O Estado de São Paulo : 28.05.2018

Esquecemos de combinar com o resto do mundo. Depois de anos de letargia, a economia internacional finalmente mostra sinais de inquietação. Entre agosto de 2007 e dezembro de 2008, a taxa básica de juros dos Estados Unidos caiu de 5,25% para meros 0,25% ao ano. Na sequência, o Banco Central americano manteve a taxa-alvo em 0,25% por nada menos que sete longos anos. A subida para 0,5% ocorreu apenas em dezembro de 2015. Desde então, estas taxas foram elevadas com temperança até atingirem o patamar atual de 1,75% ao ano, um terço do patamar em que estavam antes da crise. Os sinais do mercado nestas últimas semanas são muito claros: esta moleza está acabando.

Juros baixos são uma benção para países pobres e endividados. Para aplacar a crise de 2008, os principais bancos centrais do mundo também resolveram comprar diretamente papeis públicos e privados, inundando o mundo de recursos. Esta pletora de dólares roda, roda e acaba inflando as reservas internacionais de muitos países, inclusive o Brasil. Neste período de vacas com sobrepeso, nossa agenda mudou. Deixamos de falar de dívida externa. Nos primeiros anos do século XXI, para cada dólar de reservas internacionais, o Brasil tinha cerca de cinco dólares de dívida externa. Esta relação despencou e hoje as reservas são 22% maiores que a dívida. A liquidez é tão grande que mesmo a Argentina, que reluta em sair do século passado, chegou a colocar no mercado internacional US$ 2,75 bilhões em títulos com prazo de 100 anos. Esta tolerância não existe mais. A era dos juros baixos está acabando, o que estreita o raio de manobra e reduz a capacidade de fazermos bobagens impunemente. Juros mais altos lá fora significam dólar mais caro aqui, pela simples razão de que especular com a moeda brasileira ficou mais arriscado – até porque os juros aqui caíram muito. A diferença entre as taxas básicas de juros no Brasil e nos Estados Unidos está hoje em 4,75 pontos percentuais. Há pouco tempo, em novembro de 2015, era de 14 pontos. Isto reduz a atratividade do real.
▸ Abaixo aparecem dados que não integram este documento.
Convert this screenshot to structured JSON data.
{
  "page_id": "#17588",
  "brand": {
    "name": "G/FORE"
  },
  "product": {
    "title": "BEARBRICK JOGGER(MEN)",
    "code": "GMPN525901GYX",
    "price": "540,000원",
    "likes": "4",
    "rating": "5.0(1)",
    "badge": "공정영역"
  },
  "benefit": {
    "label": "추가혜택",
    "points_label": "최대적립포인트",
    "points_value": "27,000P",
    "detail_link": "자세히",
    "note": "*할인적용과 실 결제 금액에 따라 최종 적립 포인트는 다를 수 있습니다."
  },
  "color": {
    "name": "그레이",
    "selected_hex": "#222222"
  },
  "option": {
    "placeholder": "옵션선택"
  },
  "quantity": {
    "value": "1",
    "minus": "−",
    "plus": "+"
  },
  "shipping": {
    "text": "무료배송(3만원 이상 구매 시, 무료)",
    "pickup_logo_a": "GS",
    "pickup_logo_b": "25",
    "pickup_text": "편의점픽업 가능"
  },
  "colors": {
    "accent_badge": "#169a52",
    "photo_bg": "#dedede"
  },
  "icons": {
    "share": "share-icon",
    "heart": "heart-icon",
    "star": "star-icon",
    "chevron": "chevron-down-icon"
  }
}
Uma pequena desvalorização e o ganho derivado desta diferença vai para o ralo.

A desvalorização cambial até agora pode ser explicada, na sua maior parte, pela mudança do cenário internacional. Este é o primeiro ato. O segundo será quando a dinâmica do câmbio passar a refletir as próprias idiossincrasias típicas da campanha eleitoral. Podemos nos mirar no exemplo da Turquia – ainda que os erros dos outros poucos nos ajudem, já que não aprendemos sequer com os nossos. Em visita recente a Londres, o presidente Erdogan teve a oportunidade de divulgar sua visão excêntrica sobre as taxas de juros. Para ele, juros altos são a causa da inflação, não uma maneira de combate-la. Advogou também a vassalagem do Banco Central ao presidente, já que é este quem tem a responsabilidade última pelo estado da economia. Estas afirmações podem pegar bem no eleitorado (a eleição para presidente é no próximo mês), mas ajudaram a provocar uma desvalorização da lira turca de 10%, o que forçou o banco central daquele país a elevar os juros em três pontos percentuais, para 16.5%. Alguém pode imaginar Bolsonaro ou Ciro Gomes falando semelhante estultice?  Não requer muito esforço. É bom lembrar que em outubro de 2002, quando Lula ainda era Lula, o dólar, atualizado pela variação do IPCA, bateu em R$ 9,74. A solidez das nossas contas externas hoje é outra, o volume de reservas internacionais é mais de dez vezes maior e isto não vai se repetir. Mas se ficar claro que o próximo presidente do Brasil tem ideias estranhas a respeito do funcionamento da economia, não há dúvida que o mercado terá um outro chilique.